Combiner éducation et sanction

Reste le plus difficile et le plus déficient en France : une combinaison d’éducation et de sanction. « A l’étranger, les contrôles policiers visent tous les usagers ; en France, ils ciblent un seul mode de transport et alimentent le sentiment de discrimination », fait remarquer Sébastien Marrec, doctorant en aménagement et urbanisme à l’université Rennes-II. Quant à l’apprentissage scolaire du « savoir rouler à vélo », il est balbutiant.

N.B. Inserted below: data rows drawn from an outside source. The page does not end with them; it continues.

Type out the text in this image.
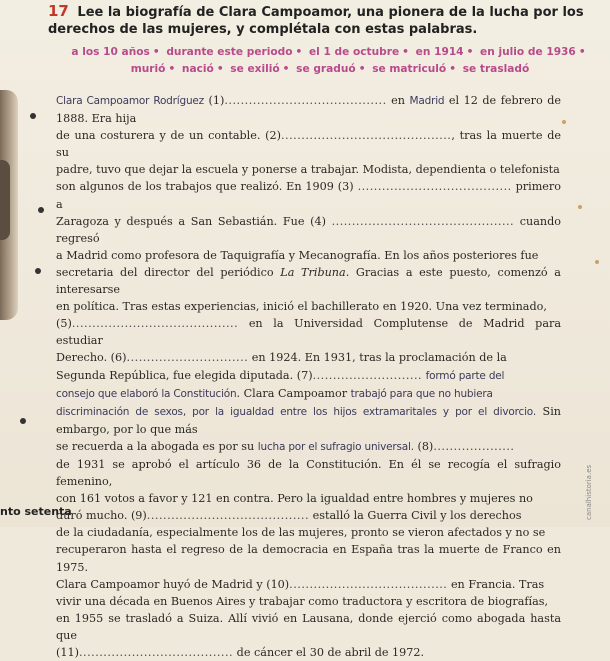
17 Lee la biografía de Clara Campoamor, una pionera de la lucha por los derechos de las mujeres, y complétala con estas palabras.
a los 10 años • durante este periodo • el 1 de octubre • en 1914 • en julio de 1936 •
murió • nació • se exilió • se graduó • se matriculó • se trasladó
Clara Campoamor Rodríguez (1)........................................ en Madrid el 12 de febrero de 1888. Era hija
de una costurera y de un contable. (2).........................................., tras la muerte de su
padre, tuvo que dejar la escuela y ponerse a trabajar. Modista, dependienta o telefonista
son algunos de los trabajos que realizó. En 1909 (3) ...................................... primero a
Zaragoza y después a San Sebastián. Fue (4) ............................................. cuando regresó
a Madrid como profesora de Taquigrafía y Mecanografía. En los años posteriores fue
secretaria del director del periódico La Tribuna. Gracias a este puesto, comenzó a interesarse
en política. Tras estas experiencias, inició el bachillerato en 1920. Una vez terminado,
(5)......................................... en la Universidad Complutense de Madrid para estudiar
Derecho. (6).............................. en 1924. En 1931, tras la proclamación de la
Segunda República, fue elegida diputada. (7)........................... formó parte del
consejo que elaboró la Constitución. Clara Campoamor trabajó para que no hubiera
discriminación de sexos, por la igualdad entre los hijos extramaritales y por el divorcio. Sin embargo, por lo que más
se recuerda a la abogada es por su lucha por el sufragio universal. (8)....................
de 1931 se aprobó el artículo 36 de la Constitución. En él se recogía el sufragio femenino,
con 161 votos a favor y 121 en contra. Pero la igualdad entre hombres y mujeres no
duró mucho. (9)........................................ estalló la Guerra Civil y los derechos
de la ciudadanía, especialmente los de las mujeres, pronto se vieron afectados y no se
recuperaron hasta el regreso de la democracia en España tras la muerte de Franco en 1975.
Clara Campoamor huyó de Madrid y (10)....................................... en Francia. Tras
vivir una década en Buenos Aires y trabajar como traductora y escritora de biografías,
en 1955 se trasladó a Suiza. Allí vivió en Lausana, donde ejerció como abogada hasta que
(11)...................................... de cáncer el 30 de abril de 1972.
canalhistoria.es
nto setenta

Mais le véritable salut du vélo en ville passe sans doute par l’arrivée massive des femmes. Partout, leur place grandit à mesure que la bicyclette se répand : 40 % à Paris ; 50 % à Strasbourg, une majorité à Copenhague. Plus prudentes, moins agressives, moins attirées par le risque, les conductrices ont contribué autrefois à pacifier les routes (16 % seulement des auteurs présumés d’accidents de la route mortels sont des femmes). Plus elles se mettront au vélo, plus les hommes deviendront raisonnables. Plus vite la révolution cycliste sortira de son stade infantile.